The recovered wreckage was examined at the facilities of AvTech Services, Maple Valley, Washington by the NTSB investigator-in-charge. Examination of the airframe revealed that the fuselage was separated into two pieces and exhibited heavy deformation from the engine firewall aft to the rear of the cockpit. The right horizontal stabilizer, elevator, vertical stabilizer, and rudder were intact and undamaged. The left horizontal stabilizer and elevator were cut by recovery personnel to facilitate recovery.
The right wing was separated just inboard of the aileron and exhibited leading edge crushing from the wingtip about four feet inboard. The inboard portion of the right wing was cut by recovery personnel to facilitate wreckage recovery. The left wing was separated from the fuselage and buckled throughout with leading edge deformation. The outboard portion of the left wing was separated inboard of the aileron.
Flight control continuity was established from the cockpit to all of the primary flight controls. The aileron and elevator control torque tubes were separated in multiple areas. All of the fracture surfaces were found consistent with overload and impact damage except where cut by recovery personnel. The rudder control cables remained attached to the forward and aft sets of rudder pedals and were separated in multiple areas. All of the areas of separation were consistent with overload.
The left fuel tank was separated from the wing and was bulging outwards. The right wing fuel tank remained intact within the wing structure. Both the left and right fuel tanks were breeched. The center wing tank was not located. No anomalies were noted during the examination of the airframe.

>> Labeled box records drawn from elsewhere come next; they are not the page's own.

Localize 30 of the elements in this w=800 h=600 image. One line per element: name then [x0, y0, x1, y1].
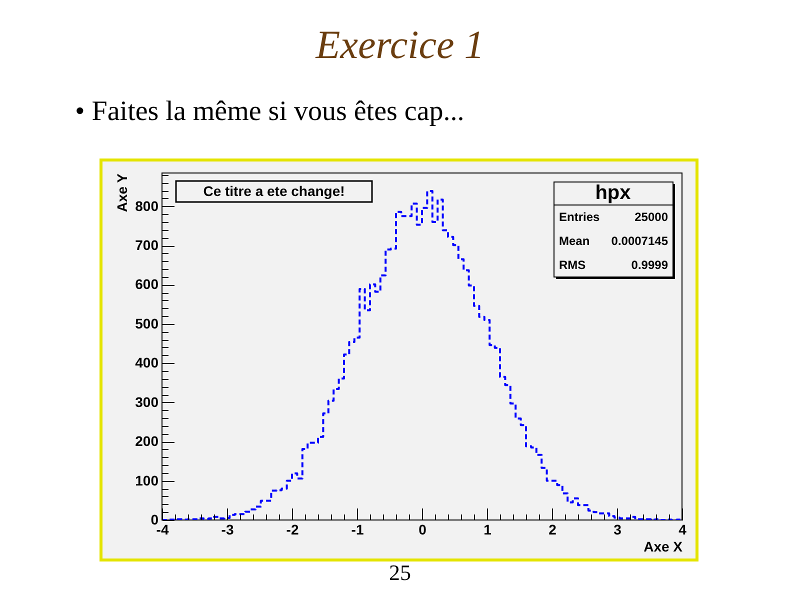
annotation: 0.0007145: [611, 234, 668, 248]
y-tick-label: 700: [135, 237, 159, 254]
annotation: 0.9999: [631, 258, 668, 272]
y-tick-label: 400: [135, 354, 159, 371]
annotation: 25000: [634, 210, 668, 224]
x-tick-label: -3: [221, 522, 234, 538]
y-tick-label: 0: [150, 512, 159, 528]
y-tick-label: 200: [135, 433, 159, 450]
text: 25: [389, 560, 411, 585]
annotation: hpx: [595, 182, 631, 204]
y-tick-label: 300: [135, 394, 159, 410]
x-tick-label: 1: [484, 522, 492, 538]
y-tick-label: 600: [135, 276, 159, 292]
chart-subtitle: • Faites la même si vous êtes cap...: [75, 96, 464, 127]
annotation: Entries: [559, 210, 600, 224]
x-axis-title: Axe X: [644, 538, 684, 554]
x-tick-label: 4: [678, 522, 687, 538]
x-tick-label: -2: [286, 522, 299, 538]
y-tick-label: 800: [135, 198, 159, 214]
chart-title: Exercice 1: [314, 22, 484, 67]
x-tick-label: 0: [418, 522, 427, 538]
y-axis-title: Axe Y: [114, 172, 130, 212]
y-tick-label: 100: [135, 472, 159, 488]
x-tick-label: 2: [548, 522, 557, 538]
x-tick-label: 3: [614, 522, 622, 538]
x-tick-label: -1: [351, 522, 364, 538]
annotation: Ce titre a ete change!: [203, 183, 345, 199]
y-tick-label: 500: [135, 315, 159, 332]
annotation: RMS: [559, 258, 586, 272]
annotation: Mean: [559, 234, 590, 248]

Examination of the engine revealed that it remained attached to the airframe via the engine mount. The forward sparkplugs were removed from each cylinder with the exception of two that were damaged. Rotational continuity was established throughout the engine and valve train when the crankshaft was rotated by hand using the propeller assembly. Thumb compression was obtained on seven of the nine cylinders. Damage was observed to the two rocker arm push rods for the remaining two cylinders.
The carburetor was separated from the engine. The throttle arm moved freely by hand from stop to stop. The carburetor fuel screens were intact and free of debris. About two or three ounces of liquid that was consistent with fuel was removed from the carburetor. The airframe fuel filter was free of debris. About four ounces of liquid was removed from the unfiltered side of the filter and was brown/black in color. No anomalies were noted with the engine.
Two of the three propeller blades were separated from the propeller hub. One blade remained attached to the hub and was fractured and splintered about eight inches outboard from the hub. One of the two propeller blades that were separated was partially fractured about mid-span. The third propeller blade was not recovered.
MEDICAL AND PATHOLOGICAL INFORMATION
The Clark County Medical Examiner's office conducted an autopsy on the pilot on May 4, 2008. The medical examiner determined that the cause of death was "Multiple blunt force trauma."
The FAA's Civil Aeromedical Institute (CAMI) in Oklahoma City, Oklahoma, performed toxicology tests on the pilot. According to CAMI's report, carbon monoxide, cyanide, volatiles, and drugs were tested. An unspecified amount of Diphenhydramine and Quinine were found in the urine.